Last year, when Noppadon died at the age of 77, it dawned on Chris that his photo project, first born out of curiosity, was actually becoming far more than that.

“And then Noppadon died and I realized I really gotta keep going with this,” Chris says. “This is exactly why I am taking these photos, because some of these people might not be with us for much longer.”

Apart from creating a photographic record, Chris also hopes his work might spark interest about the molam tradition in younger Isaan people. “It’s part of Isaan culture that a lot of younger people are not into. Maybe my work can get them interested.”

Chris Beale at Y.M.D. Artspace in Khon Kaen last month where he showed his body of work titled, “To the Root.” The exhibition is on display until April 30.

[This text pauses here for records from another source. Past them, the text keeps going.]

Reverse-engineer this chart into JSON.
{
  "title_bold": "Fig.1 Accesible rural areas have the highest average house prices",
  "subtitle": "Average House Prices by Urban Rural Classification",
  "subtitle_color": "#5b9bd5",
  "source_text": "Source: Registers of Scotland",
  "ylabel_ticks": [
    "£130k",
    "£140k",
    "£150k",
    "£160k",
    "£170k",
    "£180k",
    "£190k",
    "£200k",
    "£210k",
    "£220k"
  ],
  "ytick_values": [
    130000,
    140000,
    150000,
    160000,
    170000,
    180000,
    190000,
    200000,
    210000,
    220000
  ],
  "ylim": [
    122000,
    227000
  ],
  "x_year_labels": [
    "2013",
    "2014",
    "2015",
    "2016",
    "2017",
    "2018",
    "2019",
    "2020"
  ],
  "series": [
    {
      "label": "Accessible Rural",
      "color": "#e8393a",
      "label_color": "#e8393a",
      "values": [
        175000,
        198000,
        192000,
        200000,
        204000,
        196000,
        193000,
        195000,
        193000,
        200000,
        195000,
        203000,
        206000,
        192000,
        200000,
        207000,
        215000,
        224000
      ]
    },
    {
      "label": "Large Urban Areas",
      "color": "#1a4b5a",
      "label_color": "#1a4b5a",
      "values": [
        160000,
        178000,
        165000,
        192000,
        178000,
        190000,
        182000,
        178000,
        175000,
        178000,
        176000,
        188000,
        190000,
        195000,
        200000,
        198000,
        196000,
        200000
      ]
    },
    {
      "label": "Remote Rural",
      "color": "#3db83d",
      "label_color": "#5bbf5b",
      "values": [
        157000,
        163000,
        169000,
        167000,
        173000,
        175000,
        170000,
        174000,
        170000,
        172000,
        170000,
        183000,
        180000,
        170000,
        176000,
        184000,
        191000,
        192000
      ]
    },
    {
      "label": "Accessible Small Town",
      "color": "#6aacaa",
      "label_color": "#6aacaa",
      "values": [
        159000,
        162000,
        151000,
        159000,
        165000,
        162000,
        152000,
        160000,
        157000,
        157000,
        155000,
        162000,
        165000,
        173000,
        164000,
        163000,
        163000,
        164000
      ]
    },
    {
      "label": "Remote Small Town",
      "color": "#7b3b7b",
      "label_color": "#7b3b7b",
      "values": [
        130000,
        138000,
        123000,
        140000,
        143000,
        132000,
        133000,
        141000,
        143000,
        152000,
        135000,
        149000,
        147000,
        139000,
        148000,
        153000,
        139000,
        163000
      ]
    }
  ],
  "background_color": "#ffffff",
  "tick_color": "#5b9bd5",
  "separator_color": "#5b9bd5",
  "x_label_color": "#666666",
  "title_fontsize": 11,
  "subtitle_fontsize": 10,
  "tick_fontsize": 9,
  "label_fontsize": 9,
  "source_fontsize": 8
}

Portraying the old masters of molam in Isaan inspired Chris to expand the scope of the project. He has been looking at the molam scene across the Mekong River and how molam in Laos might be different from its Isaan counterpart.

“There are definitely connections between the Isaan and Lao molam scenes,” Chris says. “I went to a merit-making ceremony in Pakse [in southern Laos] with a molam concert and the troupe was actually from Ubon Ratchathani.”

He also plans to dig deeper and portray not only individual molam artists but their lives and the cultural context of the genre.

“I want to try to move beyond only photographing people playing music,” Chris says. “I want to document their lives, the culture–and not just the music.”